AIDS oznacza zespół nabytego upośledzenia odporności, wywoływane przez wirus HIV. Wirus HIV powoduje osłabienie Twojego układu odpornościowego, poprzez niszczenie komórek „T” odpowiedzialnych za rozpoznawanie drobnoustrojów, jednym słowem nie odróżnia on groźnych wirusów np: odry, ospy od zwykłych i nie szkodliwych drobnoustrojów. Jedno jest pewne nikt nie jest odporny na zakażenie tym wirusem, ani starzy, młodzi, kobiety, mężczyźni, nawet heteroseksualni.
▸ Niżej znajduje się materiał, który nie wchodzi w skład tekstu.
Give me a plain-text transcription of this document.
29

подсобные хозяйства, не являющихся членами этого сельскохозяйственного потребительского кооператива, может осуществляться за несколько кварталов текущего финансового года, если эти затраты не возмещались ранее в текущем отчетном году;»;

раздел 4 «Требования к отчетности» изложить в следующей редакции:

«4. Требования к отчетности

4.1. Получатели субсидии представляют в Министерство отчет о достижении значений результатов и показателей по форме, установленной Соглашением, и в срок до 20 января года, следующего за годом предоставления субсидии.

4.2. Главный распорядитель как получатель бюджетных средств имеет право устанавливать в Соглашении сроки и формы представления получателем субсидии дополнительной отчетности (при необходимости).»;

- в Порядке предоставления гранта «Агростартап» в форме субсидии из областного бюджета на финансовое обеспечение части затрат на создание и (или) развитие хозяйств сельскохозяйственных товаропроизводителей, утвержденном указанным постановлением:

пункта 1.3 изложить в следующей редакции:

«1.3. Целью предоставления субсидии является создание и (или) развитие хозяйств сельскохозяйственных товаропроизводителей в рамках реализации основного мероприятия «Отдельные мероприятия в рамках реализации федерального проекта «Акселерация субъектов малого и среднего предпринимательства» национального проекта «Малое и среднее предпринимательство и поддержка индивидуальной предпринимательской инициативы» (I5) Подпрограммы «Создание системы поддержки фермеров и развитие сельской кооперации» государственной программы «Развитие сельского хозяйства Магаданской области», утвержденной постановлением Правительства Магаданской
Wirus może „żyć utajniony” w ciele człowieka przez wiele lat ( najczęściej po około 8 – 10 latach człowiek wykazuje objawy rozwoju AIDS ).

Wirus HIV występuje w :

-krwi

-nasieniu,

-wydzielinie pochwy i szyjki macicy,

-w mleku kobiecym,

-płynie mózgowo-rdzeniowym.

-ślinie

-pocie

-łzach

-moczu

Jednakże w czterech ostatnich podpunktach występuje on w bardzo małych ilościach więc zarażenie nim przez kontakt z tymi wydzielinami jest praktycznie niemożliwy. HIV nie może przetrwać poza organizmem człowieka.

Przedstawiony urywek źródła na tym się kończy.